While the Electronic Transactions Development Agency (ETDA) Recommendation on the ICT Standard for Electronic Transactions: Electronic Signature Guideline already provides some examples of formats of e-signatures (i.e. the typing of the name at the end of an email, the scanning of a picture of a wet-ink signature and attaching it to an e-document, the use of a stylus, the clicking of an acceptance button, the ticking in an acceptance box, and the use of digital signature), a question still arises regarding “virtual signature” (i.e. a signature physically signed on a printed document in wet ink and scanned back into the computer). The question is whether a virtual signature is considered an e-signature or not.
The Electronic Transaction Act B.E. 2544 (2001) prescribes that an electronic signature means any symbol created in electronic form and affixed to an electronic message in order to establish the association between a person and an electronic message. Therefore, once the document is printed out, it is no longer a data message in an electronic format but rather a physical one. When such physical copy is signed physically using wet ink, such wet ink is not considered to be created in an electronic format. If one wishes to ensure that a non-electronic formatted document signed by wet ink could convert back to an electronic format and be legally valid, relevant laws and regulations on converting physical documents into e-documents must also be observed and complied with.
•Presence of a witness in an e-signature case
Some forms of legal agreements (e.g. deeds) require witnesses to confirm that the signature in question is genuine. This could become problematic during the social distancing period as it would not be convenient for a witness to be present at the same place as the signatory who wishes to execute a contract using an e-signature.

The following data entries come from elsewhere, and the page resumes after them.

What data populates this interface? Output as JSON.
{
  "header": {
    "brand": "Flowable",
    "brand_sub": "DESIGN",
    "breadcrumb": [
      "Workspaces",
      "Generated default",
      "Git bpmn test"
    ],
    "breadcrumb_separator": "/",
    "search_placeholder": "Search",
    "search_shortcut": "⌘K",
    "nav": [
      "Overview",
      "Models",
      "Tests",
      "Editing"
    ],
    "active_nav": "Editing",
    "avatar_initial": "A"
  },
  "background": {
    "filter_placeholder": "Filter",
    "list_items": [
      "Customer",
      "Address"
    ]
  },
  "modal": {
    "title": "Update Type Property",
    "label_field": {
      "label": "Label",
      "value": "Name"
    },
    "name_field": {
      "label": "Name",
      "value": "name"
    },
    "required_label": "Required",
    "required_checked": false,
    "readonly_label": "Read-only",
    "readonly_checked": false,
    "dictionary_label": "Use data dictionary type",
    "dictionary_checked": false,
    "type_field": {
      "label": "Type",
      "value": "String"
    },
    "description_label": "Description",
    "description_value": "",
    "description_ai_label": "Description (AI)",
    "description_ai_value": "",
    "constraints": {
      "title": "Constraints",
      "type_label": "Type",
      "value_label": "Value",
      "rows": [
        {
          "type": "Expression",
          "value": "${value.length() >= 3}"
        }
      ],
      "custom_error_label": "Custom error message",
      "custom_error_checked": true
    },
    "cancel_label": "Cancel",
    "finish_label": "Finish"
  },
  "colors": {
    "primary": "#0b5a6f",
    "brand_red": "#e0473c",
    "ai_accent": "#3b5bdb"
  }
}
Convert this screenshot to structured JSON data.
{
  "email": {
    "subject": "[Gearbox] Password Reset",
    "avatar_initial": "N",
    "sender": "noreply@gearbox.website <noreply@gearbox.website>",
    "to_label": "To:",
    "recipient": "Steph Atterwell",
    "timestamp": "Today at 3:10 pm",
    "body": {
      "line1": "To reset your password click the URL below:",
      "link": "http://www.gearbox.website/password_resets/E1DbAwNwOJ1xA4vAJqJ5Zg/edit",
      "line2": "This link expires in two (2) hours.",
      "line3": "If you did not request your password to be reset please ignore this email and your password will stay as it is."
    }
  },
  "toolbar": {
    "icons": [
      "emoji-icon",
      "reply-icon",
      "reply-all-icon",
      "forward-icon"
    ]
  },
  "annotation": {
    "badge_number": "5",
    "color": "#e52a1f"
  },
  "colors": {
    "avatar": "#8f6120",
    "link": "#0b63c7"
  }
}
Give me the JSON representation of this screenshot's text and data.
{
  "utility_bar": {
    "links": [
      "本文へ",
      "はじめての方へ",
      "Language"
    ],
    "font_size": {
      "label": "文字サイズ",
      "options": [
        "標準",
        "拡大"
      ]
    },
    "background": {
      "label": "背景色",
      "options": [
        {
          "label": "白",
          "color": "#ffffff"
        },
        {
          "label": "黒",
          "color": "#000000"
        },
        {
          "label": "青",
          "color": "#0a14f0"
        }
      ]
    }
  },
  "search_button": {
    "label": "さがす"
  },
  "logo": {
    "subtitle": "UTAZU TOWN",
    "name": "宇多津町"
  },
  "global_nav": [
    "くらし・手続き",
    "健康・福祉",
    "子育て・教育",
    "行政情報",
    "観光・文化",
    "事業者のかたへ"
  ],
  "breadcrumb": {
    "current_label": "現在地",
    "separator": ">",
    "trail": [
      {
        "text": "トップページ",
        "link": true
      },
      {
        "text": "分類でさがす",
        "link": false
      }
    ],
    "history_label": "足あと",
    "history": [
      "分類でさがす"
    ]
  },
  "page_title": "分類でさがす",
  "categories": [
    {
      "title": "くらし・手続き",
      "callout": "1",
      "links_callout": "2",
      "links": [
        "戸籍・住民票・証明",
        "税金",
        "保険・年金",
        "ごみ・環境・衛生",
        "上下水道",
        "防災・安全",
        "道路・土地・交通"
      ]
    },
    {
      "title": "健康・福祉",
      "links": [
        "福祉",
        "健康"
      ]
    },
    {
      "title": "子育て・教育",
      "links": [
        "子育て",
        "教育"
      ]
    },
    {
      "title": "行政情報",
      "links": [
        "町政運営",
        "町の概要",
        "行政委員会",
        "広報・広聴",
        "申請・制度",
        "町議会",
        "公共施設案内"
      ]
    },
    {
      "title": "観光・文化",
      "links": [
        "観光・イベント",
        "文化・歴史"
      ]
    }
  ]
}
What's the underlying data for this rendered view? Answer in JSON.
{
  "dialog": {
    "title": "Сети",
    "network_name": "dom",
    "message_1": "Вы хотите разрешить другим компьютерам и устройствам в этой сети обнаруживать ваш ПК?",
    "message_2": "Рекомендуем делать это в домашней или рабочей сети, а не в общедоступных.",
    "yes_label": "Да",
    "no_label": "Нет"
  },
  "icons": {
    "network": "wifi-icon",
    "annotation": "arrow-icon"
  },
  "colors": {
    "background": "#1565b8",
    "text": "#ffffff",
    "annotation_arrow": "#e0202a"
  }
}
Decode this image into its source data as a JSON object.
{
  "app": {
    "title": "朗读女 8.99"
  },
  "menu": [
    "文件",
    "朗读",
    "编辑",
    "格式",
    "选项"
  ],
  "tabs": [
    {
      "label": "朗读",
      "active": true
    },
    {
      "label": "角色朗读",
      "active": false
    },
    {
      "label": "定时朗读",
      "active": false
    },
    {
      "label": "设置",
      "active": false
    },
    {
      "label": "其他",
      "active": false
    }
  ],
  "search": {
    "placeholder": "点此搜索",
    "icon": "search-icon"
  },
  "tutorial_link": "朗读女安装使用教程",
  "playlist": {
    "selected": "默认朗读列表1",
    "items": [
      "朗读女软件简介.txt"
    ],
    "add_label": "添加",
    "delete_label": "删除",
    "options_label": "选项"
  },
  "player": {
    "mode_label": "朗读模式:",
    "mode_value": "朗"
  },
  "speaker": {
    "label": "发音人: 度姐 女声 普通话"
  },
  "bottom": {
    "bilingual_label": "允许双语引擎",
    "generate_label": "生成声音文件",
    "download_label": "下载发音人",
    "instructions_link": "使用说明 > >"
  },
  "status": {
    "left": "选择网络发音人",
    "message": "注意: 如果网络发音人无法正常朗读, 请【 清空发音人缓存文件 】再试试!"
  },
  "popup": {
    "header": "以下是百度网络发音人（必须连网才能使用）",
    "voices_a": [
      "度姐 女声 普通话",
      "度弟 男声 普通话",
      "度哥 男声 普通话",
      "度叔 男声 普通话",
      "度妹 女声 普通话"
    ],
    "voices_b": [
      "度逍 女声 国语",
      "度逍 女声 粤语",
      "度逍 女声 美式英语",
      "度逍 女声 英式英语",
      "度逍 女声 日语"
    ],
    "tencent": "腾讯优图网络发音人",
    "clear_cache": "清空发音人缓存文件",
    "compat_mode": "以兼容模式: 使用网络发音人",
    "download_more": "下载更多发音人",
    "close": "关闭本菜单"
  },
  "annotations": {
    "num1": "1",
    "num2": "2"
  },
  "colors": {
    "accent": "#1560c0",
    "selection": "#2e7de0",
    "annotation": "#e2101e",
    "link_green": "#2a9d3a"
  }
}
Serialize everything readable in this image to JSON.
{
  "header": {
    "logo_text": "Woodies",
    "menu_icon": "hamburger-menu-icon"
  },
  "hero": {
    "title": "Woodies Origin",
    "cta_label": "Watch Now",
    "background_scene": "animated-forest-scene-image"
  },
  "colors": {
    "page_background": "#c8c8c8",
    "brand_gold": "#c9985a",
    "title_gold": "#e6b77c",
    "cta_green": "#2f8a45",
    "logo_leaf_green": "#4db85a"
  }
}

In a case where the law requires the signature of a witness (e.g. transferring shares entered in a name certificate), it is arguable whether the witness has to be “present physically” at the same place as the parties who are signing the agreement or whether electronically witnessing from a distance via live video call would suffice. We view that not only e-transaction/e-meeting related laws must be met, but also general legal formalities for each document/transaction must also be followed to ensure legal validity of such document/transaction.
•E-signature for company meetings
Recently, the Emergency Decree re: Electronic Meetings B.E. 2563 (2020) was published which allows electronic meetings to form a quorum without imposing the requirement of a minimum number of participants being physically at the same place. Leading from this, as shareholders’/directors’ meetings can take place electronically, minutes of meetings that require the signature of the meeting’s chairman or the appointment of shareholder proxies could also be done electronically during this period of social distancing. The chairman of the meeting could e-sign the minutes of the meeting and the shareholders could appoint their proxies using their e-signatures, which would have the same legal effect, provided that the legal criteria under e-signature laws and regulations are met. However, it also needs to be taken into account whether the internal regulations of the company allow for e-signatures.